Contraindications:- The use of apex locators are contraindicated for patients who have cardiac
pacemakers. Electrical stimulation to the pacemaker patient can interfere with pacemaker
function.

They are simple to use, but several precautions must be taken to ensure accuracy and
reproducibility.
􀂄 Remove any metallic parts from the crown of the
tooth (amalgam, crown, etc) that could affect the flow
of the current.
􀂄 Initially, estimate the root length of the tooth by
using the preoperative x-ray.
􀂄 Prepare the access cavity, locate the canal openings,
and clear the content from the pulp chamber.
􀂄 Place the lip hook under the rubber dam, making
sure the mucous membrane is damp.
􀂄 Clip the second electrode of the locator on the hand
instrument. Start the device.
􀂄 Place the file in the canal and slowly advance toward
the apex, using alternating 1/4 turns (watch winding
motion).
􀂄 Stop advancing when the locator displays ‘0’.
􀂄 Check and confirm the measurement three times.
􀂄 Confirm the working length during the procedure
using digital or conventional radiography.
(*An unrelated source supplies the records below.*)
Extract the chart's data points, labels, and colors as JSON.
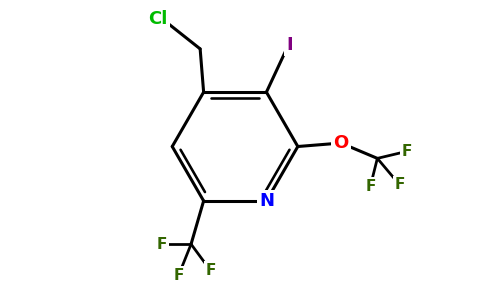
{
  "bg_color": "#ffffff",
  "atom_colors": {
    "Cl": "#00bb00",
    "I": "#800080",
    "O": "#ff0000",
    "N": "#0000ff",
    "F": "#336600",
    "C": "#000000"
  },
  "bond_lw": 2.2,
  "figsize": [
    4.84,
    3.0
  ],
  "dpi": 100,
  "font_size_atom": 13,
  "font_size_F": 11
}
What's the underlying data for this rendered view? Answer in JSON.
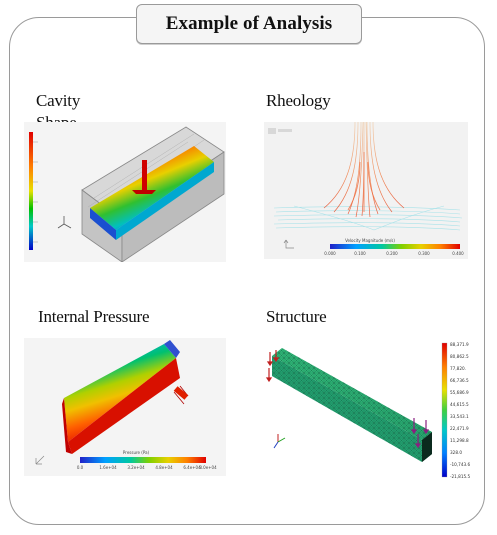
{
  "title": "Example of Analysis",
  "panels": {
    "cavity": {
      "label": "Cavity Shape"
    },
    "rheology": {
      "label": "Rheology"
    },
    "pressure": {
      "label": "Internal Pressure"
    },
    "structure": {
      "label": "Structure"
    }
  },
  "colors": {
    "frame_border": "#9a9a9a",
    "title_bg": "#f5f5f5",
    "scale": [
      "#0000c8",
      "#0080ff",
      "#00c8c8",
      "#00c000",
      "#c8c800",
      "#ff8000",
      "#e00000"
    ]
  }
}
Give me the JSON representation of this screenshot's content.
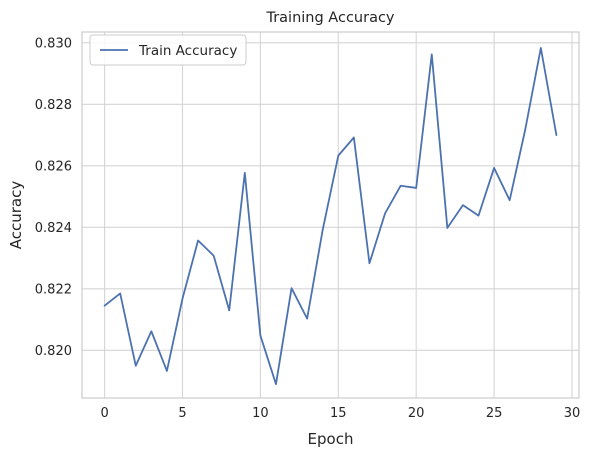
{
  "chart_data": {
    "type": "line",
    "title": "Training Accuracy",
    "xlabel": "Epoch",
    "ylabel": "Accuracy",
    "xlim": [
      -1.45,
      30.45
    ],
    "ylim": [
      0.81845,
      0.83035
    ],
    "xticks": [
      0,
      5,
      10,
      15,
      20,
      25,
      30
    ],
    "xtick_labels": [
      "0",
      "5",
      "10",
      "15",
      "20",
      "25",
      "30"
    ],
    "yticks": [
      0.82,
      0.822,
      0.824,
      0.826,
      0.828,
      0.83
    ],
    "ytick_labels": [
      "0.820",
      "0.822",
      "0.824",
      "0.826",
      "0.828",
      "0.830"
    ],
    "grid": true,
    "legend_position": "upper-left",
    "series": [
      {
        "name": "Train Accuracy",
        "color": "#4c72b0",
        "x": [
          0,
          1,
          2,
          3,
          4,
          5,
          6,
          7,
          8,
          9,
          10,
          11,
          12,
          13,
          14,
          15,
          16,
          17,
          18,
          19,
          20,
          21,
          22,
          23,
          24,
          25,
          26,
          27,
          28,
          29
        ],
        "y": [
          0.82145,
          0.82185,
          0.8195,
          0.82062,
          0.81933,
          0.82168,
          0.82357,
          0.82308,
          0.8213,
          0.82577,
          0.82048,
          0.8189,
          0.82202,
          0.82103,
          0.82392,
          0.82633,
          0.82692,
          0.82283,
          0.82445,
          0.82535,
          0.82528,
          0.82962,
          0.82398,
          0.82472,
          0.82438,
          0.82593,
          0.82488,
          0.82718,
          0.82983,
          0.827
        ]
      }
    ]
  }
}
Generations of Apex locators


First Generation
The first generation apex locators use resistance
method for measuring the WL. The first apex locator
was developed in 1969. When compared with
radiographs, these devices were found to be
unreliable. Patients also experienced pain due to
high current machine. Presence of strong
electrolytes such as endodontic irrigants,
haemorrhage, pus or pulp tissue led to inaccurate
results.
Second Generation
Impedance was utilized instead of resistance. In 1971, an apex locator was developed
which needed to be calibrated at the periodontal pocket of each tooth. Inaccurate readings
were gained when electrolytes were present in the canals and even when the canals were
dry.
Third Generation
Multiple frequencies were used to measure the WL in the canals. The apex locators can
measure WL of the canal even with the presence of electrolytes and have 90-100%
accuracy.
Fourth Generation
Similar to the third generation units, the apex locators use two separate frequencies 400 Hz
and 8 kHz. The limitations of these apex locators are that they need to be performed in
partially dried canals and in heavy exudates or blood where it becomes inapplicable.
Fifth Generation
Fifth generation apex locators work on the basis of the comparisons of the data taken from
the electrical characteristics of the canal and additional mathematical processing. These
devices perform extremely well in the presence of blood and exudate but in dry canals they
experience considerable problems. Hence, additional liquids inserted in the canals become
necessary.
Sixth Generation
Sixth generation adaptive type apex locator has been developed which combines the
advantages of the fifth and fourth generation appliances. Measurement using the adaptive
apex locator eliminates the necessity of drying or moistening of the canal, while also
achieving high degree of measurement precision in the presence of blood, sodium
hypochlorite or while manipulating dry canals.